Friendliness is also a huge factor in retail culture – why are you ignoring me? Why are you scowling at me? If I search and search for someone to ask a question and I can’t find anyone, I’ll go somewhere else. If you treat me like an idiot because I don’t exfoliate enough (cough SEPHORA cough), I’ll have a bad view of the overall business. Your staff and the culture you create reflects your business. One bad experience in one retail store over an entire chain can be enough to turn someone off shopping there for life. This heavily connects into treating your workers right, if they do not care about the business, they will not care about how they reflect the business. The high nature of contractors working in any given business also affects this (for example – this person doesn’t work for Sephora, she works for Kat Von D which happens to be inside Sephora).
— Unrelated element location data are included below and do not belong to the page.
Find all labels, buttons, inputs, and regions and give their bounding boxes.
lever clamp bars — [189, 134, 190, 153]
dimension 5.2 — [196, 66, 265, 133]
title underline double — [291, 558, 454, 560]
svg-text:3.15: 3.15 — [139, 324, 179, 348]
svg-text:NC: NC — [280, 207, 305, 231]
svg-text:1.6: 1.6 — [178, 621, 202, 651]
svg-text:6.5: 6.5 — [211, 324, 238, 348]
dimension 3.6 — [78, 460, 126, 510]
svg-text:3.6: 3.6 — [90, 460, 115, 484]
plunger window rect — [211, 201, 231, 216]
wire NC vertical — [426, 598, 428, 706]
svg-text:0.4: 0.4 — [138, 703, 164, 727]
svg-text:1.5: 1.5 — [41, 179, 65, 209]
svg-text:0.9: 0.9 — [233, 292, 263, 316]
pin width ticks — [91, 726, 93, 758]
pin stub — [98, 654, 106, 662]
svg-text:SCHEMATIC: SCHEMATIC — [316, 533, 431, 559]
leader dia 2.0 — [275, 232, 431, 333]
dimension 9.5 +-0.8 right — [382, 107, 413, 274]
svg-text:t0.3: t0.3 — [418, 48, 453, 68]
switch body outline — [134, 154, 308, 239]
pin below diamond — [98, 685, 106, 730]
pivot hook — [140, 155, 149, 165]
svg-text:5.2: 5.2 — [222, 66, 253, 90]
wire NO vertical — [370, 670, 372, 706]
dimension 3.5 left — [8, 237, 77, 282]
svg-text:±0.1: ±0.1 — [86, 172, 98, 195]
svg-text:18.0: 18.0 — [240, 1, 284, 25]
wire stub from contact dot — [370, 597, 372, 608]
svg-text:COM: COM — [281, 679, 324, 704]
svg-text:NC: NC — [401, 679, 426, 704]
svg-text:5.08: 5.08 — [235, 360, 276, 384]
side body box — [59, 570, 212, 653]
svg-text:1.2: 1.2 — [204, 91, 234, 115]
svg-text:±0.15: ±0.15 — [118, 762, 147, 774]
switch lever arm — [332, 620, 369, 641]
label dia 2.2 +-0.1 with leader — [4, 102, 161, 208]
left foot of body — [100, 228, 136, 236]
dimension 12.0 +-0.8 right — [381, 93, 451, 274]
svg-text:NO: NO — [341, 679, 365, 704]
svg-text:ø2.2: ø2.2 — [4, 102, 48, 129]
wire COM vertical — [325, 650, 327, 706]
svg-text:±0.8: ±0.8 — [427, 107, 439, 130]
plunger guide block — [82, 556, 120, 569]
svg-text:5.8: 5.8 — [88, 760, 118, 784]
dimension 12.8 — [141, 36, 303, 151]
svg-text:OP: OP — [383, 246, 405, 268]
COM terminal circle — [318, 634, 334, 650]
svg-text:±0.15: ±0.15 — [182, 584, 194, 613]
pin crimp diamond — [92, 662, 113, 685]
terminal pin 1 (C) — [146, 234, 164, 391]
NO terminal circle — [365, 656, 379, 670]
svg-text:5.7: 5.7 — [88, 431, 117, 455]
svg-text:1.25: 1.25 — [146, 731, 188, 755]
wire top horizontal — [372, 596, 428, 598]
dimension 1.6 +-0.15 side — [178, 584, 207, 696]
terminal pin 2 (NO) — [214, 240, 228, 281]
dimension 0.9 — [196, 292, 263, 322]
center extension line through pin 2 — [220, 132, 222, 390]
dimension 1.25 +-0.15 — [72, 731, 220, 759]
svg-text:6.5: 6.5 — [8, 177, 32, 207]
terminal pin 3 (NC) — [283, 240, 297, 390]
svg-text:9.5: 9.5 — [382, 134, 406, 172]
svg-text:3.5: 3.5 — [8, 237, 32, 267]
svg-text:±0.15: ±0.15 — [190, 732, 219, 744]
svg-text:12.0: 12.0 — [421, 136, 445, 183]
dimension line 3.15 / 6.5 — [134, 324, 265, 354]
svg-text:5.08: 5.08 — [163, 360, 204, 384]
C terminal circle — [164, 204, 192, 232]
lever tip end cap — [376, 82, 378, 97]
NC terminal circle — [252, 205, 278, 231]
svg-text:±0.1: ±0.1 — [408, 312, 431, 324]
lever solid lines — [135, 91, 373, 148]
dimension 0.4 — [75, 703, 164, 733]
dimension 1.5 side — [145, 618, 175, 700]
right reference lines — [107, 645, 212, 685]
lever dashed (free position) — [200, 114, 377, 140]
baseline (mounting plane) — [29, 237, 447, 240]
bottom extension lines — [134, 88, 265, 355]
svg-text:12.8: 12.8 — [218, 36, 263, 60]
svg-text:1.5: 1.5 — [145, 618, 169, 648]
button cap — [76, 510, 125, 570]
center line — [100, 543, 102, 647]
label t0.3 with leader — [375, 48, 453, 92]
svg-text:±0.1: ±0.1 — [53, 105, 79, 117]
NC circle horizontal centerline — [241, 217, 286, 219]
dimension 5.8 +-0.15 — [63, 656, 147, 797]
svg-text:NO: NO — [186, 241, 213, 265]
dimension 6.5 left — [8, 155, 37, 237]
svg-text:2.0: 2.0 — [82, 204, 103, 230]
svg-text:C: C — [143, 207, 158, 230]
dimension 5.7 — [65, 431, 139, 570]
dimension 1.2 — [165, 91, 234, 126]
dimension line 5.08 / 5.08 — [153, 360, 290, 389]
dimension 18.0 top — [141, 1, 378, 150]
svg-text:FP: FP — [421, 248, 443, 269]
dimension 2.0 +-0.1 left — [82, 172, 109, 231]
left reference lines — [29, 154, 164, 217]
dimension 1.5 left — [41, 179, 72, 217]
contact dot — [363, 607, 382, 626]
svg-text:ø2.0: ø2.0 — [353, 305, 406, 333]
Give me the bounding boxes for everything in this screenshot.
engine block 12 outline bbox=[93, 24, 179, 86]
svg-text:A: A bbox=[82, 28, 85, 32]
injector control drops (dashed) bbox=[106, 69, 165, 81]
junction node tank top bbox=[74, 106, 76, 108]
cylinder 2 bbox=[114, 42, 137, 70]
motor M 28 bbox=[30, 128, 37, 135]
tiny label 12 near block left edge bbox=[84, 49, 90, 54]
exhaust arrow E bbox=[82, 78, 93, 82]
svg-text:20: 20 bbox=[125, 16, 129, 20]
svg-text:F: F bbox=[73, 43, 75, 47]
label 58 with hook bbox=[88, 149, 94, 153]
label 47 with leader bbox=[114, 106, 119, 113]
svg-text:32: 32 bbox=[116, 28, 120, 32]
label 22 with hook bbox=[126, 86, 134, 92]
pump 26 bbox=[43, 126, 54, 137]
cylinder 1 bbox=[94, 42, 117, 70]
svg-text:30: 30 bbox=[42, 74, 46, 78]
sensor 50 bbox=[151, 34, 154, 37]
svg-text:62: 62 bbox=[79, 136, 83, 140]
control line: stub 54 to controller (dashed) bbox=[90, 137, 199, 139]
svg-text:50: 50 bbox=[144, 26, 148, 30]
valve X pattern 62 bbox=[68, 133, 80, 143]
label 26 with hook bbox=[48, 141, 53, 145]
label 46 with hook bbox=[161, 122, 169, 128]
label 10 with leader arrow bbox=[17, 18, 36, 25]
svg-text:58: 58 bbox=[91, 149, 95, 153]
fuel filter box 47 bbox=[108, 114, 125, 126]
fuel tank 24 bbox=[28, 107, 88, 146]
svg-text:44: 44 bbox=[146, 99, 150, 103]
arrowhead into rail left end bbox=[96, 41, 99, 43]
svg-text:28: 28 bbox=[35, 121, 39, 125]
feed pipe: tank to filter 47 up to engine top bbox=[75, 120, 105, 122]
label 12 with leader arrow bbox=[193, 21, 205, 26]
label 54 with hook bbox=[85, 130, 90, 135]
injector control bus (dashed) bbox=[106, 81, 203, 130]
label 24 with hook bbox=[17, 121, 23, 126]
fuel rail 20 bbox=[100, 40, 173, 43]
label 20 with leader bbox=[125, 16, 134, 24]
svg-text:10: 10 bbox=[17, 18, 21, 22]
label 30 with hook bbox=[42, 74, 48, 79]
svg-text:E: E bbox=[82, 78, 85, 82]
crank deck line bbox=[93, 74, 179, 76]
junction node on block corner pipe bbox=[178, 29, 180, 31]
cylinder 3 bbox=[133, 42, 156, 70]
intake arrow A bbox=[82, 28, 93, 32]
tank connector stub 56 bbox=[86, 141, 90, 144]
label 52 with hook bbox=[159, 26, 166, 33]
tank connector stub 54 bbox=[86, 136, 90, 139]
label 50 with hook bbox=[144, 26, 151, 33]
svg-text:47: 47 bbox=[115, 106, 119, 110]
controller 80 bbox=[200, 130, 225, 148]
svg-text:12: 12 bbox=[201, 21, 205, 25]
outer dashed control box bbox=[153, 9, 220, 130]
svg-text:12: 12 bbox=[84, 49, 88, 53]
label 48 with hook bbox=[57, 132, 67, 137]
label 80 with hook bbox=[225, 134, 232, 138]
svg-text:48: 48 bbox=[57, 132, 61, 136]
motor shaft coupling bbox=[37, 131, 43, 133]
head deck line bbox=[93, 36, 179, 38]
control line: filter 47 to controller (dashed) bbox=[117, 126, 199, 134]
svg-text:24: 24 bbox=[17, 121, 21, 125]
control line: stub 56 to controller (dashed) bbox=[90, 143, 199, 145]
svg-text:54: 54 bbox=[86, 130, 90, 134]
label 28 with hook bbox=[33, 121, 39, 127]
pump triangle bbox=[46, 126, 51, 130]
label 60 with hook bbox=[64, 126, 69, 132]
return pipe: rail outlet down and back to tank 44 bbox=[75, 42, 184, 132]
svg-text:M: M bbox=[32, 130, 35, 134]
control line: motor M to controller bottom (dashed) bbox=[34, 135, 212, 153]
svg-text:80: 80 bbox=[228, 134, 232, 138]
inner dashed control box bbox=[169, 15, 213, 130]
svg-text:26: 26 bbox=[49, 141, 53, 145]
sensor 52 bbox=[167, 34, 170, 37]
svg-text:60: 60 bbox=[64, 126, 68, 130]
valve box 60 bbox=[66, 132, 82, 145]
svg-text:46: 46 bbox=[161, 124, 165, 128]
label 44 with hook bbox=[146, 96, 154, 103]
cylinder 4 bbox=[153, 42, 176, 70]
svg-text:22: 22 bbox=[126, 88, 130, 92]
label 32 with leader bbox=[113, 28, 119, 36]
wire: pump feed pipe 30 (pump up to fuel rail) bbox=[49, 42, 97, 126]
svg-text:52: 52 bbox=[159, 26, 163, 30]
Cutting workers rights (such as slashing penalty rates) which is a federal issue rather than a store-level issue, is also slowly hammering the nail into retail’s coffin. Expecting people to work for less on days that are important to them, such as public holidays and weekends, is not going to revive retail. If you cannot afford to pay penalty rates, how come your CEO is getting 2 million a year?
There’s no such thing as the ‘trickle down’ effect. That economic fallacy is not true. CEOs and CFOs around Australia are getting paid in the millions while poor kids under 20 are getting barely enough to scrape by, with the government continually threatening to cut their pay or take away their rights to unionise. No retail chain wants to offer permanent part-time any more. It’s casual or nothing. Then, in addition to this, having the predominantly right-wing, biased media continually call them lazy, stupid, crap workers and every other name under the sun. All because they want basic workers rights.
Stock
Loss is a gigantic part of why retail is failing. It’s very difficult to steal from an online store (although I’m sure AfterPay is probably levelling the field a bit there…).
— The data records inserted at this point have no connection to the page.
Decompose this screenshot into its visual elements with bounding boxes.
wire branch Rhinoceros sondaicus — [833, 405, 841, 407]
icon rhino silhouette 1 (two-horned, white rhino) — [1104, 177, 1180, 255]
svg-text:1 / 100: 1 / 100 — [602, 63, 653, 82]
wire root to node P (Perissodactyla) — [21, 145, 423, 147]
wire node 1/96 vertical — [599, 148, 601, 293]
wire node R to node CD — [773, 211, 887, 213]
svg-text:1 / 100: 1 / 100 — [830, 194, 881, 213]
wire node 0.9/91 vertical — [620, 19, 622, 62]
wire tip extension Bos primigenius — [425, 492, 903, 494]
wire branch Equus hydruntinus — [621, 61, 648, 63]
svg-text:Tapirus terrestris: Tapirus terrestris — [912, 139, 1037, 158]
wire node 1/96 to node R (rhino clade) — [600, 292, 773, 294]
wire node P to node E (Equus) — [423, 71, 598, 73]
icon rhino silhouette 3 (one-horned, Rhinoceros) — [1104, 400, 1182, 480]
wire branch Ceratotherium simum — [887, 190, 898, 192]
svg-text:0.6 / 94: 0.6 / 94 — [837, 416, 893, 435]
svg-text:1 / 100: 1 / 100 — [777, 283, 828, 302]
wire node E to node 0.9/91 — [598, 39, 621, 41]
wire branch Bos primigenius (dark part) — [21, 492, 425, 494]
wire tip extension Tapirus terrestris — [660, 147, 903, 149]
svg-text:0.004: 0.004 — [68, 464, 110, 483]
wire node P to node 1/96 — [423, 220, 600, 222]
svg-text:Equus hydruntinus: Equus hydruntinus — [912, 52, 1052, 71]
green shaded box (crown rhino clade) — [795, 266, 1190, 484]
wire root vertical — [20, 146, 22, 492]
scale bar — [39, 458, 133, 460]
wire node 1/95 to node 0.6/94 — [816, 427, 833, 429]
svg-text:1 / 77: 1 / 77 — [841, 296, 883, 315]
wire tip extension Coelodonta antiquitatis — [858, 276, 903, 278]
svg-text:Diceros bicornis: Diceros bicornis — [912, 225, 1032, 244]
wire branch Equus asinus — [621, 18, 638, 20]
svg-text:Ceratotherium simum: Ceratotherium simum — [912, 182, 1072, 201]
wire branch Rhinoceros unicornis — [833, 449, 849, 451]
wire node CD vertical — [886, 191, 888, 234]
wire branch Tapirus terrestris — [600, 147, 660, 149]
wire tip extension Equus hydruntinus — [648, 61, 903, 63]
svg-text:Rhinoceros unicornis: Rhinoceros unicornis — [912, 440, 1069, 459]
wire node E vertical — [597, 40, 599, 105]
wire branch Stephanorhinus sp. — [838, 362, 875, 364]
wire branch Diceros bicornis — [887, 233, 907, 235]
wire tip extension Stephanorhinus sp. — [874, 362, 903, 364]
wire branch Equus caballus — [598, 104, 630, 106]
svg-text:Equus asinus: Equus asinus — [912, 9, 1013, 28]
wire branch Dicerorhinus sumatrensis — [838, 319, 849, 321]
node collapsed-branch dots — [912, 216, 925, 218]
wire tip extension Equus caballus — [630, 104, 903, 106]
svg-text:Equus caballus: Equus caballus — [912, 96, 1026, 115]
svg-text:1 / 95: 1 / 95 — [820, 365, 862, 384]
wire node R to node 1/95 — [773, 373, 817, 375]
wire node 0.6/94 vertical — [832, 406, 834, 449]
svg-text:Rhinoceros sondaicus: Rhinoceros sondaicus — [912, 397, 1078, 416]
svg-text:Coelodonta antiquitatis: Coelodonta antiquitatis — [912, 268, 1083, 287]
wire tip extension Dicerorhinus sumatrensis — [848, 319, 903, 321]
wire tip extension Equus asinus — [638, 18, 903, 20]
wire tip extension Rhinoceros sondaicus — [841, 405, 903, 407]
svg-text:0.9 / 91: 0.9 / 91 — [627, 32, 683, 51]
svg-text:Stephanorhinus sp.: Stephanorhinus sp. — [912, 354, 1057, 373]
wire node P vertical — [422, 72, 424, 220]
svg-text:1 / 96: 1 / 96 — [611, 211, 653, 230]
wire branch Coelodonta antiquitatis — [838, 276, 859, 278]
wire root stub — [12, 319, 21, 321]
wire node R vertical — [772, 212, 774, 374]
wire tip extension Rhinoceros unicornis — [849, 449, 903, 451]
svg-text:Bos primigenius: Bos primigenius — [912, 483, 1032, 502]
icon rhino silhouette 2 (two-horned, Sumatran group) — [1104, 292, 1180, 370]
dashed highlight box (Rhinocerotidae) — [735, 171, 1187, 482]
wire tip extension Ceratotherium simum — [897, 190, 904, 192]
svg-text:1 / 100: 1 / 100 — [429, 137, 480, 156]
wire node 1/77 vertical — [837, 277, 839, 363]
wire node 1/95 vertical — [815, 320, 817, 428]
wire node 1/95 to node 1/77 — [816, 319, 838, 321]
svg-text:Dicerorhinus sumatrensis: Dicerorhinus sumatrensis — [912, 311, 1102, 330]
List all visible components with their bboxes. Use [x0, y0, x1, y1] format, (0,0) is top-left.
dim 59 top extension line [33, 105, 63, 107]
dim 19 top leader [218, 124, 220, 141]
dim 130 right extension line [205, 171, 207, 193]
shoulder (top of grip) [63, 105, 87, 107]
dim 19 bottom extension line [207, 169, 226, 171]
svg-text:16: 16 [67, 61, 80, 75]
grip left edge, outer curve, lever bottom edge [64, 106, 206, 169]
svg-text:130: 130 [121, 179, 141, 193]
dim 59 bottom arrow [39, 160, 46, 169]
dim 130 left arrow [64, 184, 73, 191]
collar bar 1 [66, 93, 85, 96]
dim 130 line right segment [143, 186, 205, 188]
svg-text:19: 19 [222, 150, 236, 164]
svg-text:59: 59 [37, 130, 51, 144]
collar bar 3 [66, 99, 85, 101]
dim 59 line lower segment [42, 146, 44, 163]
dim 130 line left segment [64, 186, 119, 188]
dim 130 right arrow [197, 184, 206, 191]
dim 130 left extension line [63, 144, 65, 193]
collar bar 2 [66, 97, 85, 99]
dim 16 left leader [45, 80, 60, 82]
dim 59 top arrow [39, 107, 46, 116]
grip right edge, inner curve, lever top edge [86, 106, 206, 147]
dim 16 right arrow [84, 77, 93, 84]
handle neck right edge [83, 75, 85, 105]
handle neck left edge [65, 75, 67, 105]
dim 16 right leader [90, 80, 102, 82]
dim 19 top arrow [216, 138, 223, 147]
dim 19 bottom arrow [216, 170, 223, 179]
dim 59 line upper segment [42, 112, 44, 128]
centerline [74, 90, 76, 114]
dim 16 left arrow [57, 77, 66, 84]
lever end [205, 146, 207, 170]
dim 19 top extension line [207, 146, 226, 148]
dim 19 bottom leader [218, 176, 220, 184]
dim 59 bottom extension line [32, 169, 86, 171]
Streamlining retail offerings and ensuring you are stocking items that people actually want is another reason online stores have the upper hand. Why are the shelves bare? Again? (Priceline in Melbourne Central is a huge contender for the title of ‘how are they still there considering there’s never any stock’.)
Stores that streamline products and keep up with trends are far more likely to succeed. If it’s not selling, get rid of it!
Or maybe, thieves will get rid of them for you! Security is at an all-time low, and playing the blame game with your staff when 50 people an hour are walking out the door with all sorts of stock in their bags is futile and frankly, insulting. If you have crappy, weak security you will lose stock. Gates that beep but have no one following up afterwards are useless. You’d be surprised how many stores have extremely weak, or no, security strategy at all.
Delving deep into how and why this has happened could help this sector eventually recover, however it will take a lot of thought and innovation, and afterwards, retail will be forever changed, and what returns to our high streets and shopping malls will not be the same as it was before.